Y el ranchero le echó una rápida ojeada, diciendo: —Fueron compañeros de trabajo aquí, una temporada. Del que habrá de cuidarse es de Rush Crawley. Ese sí era su amigo.

—¿Dónde está? ¿Esperándome en alguna otra emboscada?

—¡Escuche, Travers…! Bueno, comprendo que se sienta receloso; yo también lo estaría en su caso… Stubbs estuvo aquí y me contó la cosa… El sólo quiso arreglarlo de forma que usted se viera obligado a venir acá, porque le pareció un buen elemento para nuestra banda; pero se le fue la mano al golpear al carcelero… No podía suponer que el hombre tuviera el cerebro tan blando… y no supo que lo había muerto hasta por la mañana. La cosa ya no tenía remedio, comprenda…

Cimarrón comprendía muchas cosas… y una dura sonrisa curvó su boca.

—Bueno, pues se salió con la suya… Pero esto es algo que habremos de arreglar él y yo cuando nos encontremos. No me gusta que me achaquen muertes que no cometo.

—Allá ustedes… Yo no se lo aconsejaría. Es mejor dejar el asunto como está. Mire, Travers, aquí hay un porvenir para usted. Dinero en grande… Con lo que sé de usted y lo que acabo de ver, creo que puede servimos de mucho, y si tenemos suerte, en digamos tres o cuatro años, tendrá dinero suficiente para vivir como un rey en cualquier sitio donde la justicia no pueda echarle mano. ¿Qué me dice?

—¿Estoy aquí, no? ¿Cuál es el trabajo?

—Ganado en cantidad. Pero también otros asuntos. Bancos, diligencias… Todo altamente productivo.

—Y arriesgado.

—Bueno, lo que vale la pena, vale la pena de arriesgar algo, ¿no cree?

—Sí… ¿Qué hay de ese trago que me ofreció?

—¡Ajá! Venga a la casa; allí tengo de cuanto pueda pedir… y bueno. No nos privamos de nada, ya lo verá…

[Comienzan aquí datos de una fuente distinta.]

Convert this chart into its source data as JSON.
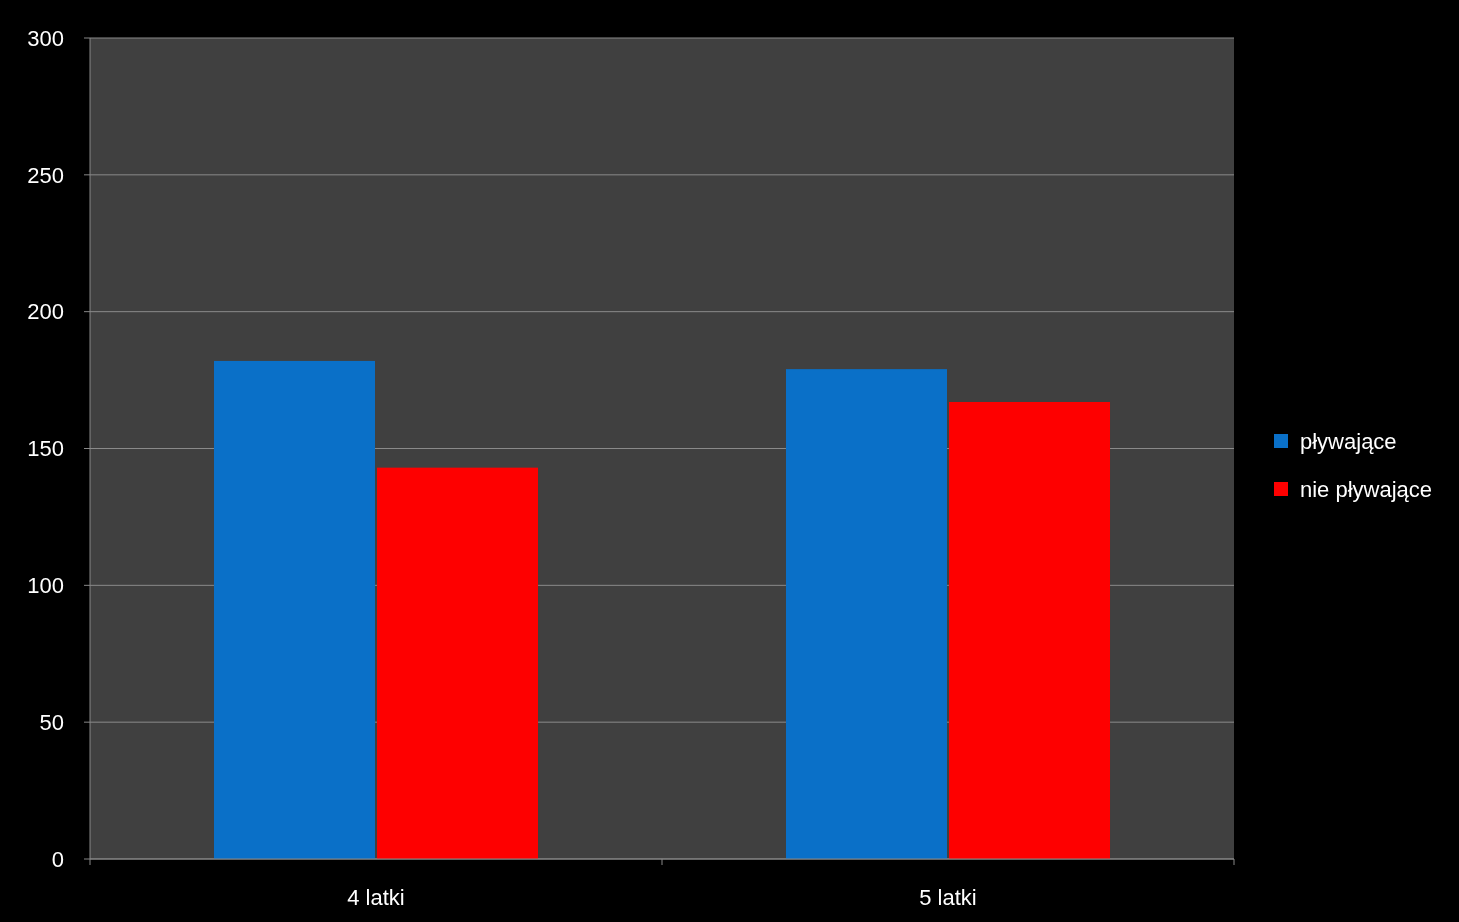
{
  "chart_data": {
    "type": "bar",
    "categories": [
      "4 latki",
      "5 latki"
    ],
    "series": [
      {
        "name": "pływające",
        "color": "#0a70c8",
        "values": [
          182,
          179
        ]
      },
      {
        "name": "nie pływające",
        "color": "#fe0000",
        "values": [
          143,
          167
        ]
      }
    ],
    "ylim": [
      0,
      300
    ],
    "yticks": [
      0,
      50,
      100,
      150,
      200,
      250,
      300
    ],
    "grid": "y",
    "legend": "right"
  }
}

Cimarrón vio muchas cosas… Vio que la casa ranchera era más bien un fortín de recias paredes de adobes con estrechas ventanas, que las habitaciones, si bien aparecían convenientemente amuebladas, también estaban llenas de desorden, polvo y suciedad, lo que indicada la falta absoluta de mujeres allí, y algunos otros detalles que aumentaron, si cabía, su recelo.

—¿Cuántos hombres hay en el rancho? — preguntó cuándo Brynes le servía un excelente ron.

—Normalmente, ocho, contando al cocinero. Pero a veces se reúnen más.

Cimarrón había muerto uno, y tres estaban en el rancho cuando él llegó. Luego los otros cuatro hallábanse esperándole en algún punto de los otros caminos que llevaban al rancho. Y esta noche, iba a tener siete peligrosos forajidos acechándole en la casa ranchera…

Porque no se hacía ilusiones. Este Brynes tenía órdenes concretas de liquidarle. Ordenes de Stubbs… o de quien fuera… pero que cumpliría si él le daba una oportunidad. Ahora mismo le estaba observando con curiosa expresión por sobre el vaso…, la misma expresión del cazador que se ve frente a una pieza peligrosa, y sabe que un fallo en su puntería le puede costar la vida…

Bueno, él, Cimarrón, había venido aquí presuponiendo esto, y no iba a dejarse cazar tan fácilmente.

—Bien… — dijo despacio, clavando los ojos en su interlocutor—. Pues me alegraré de conocerlos esta noche. A su salud.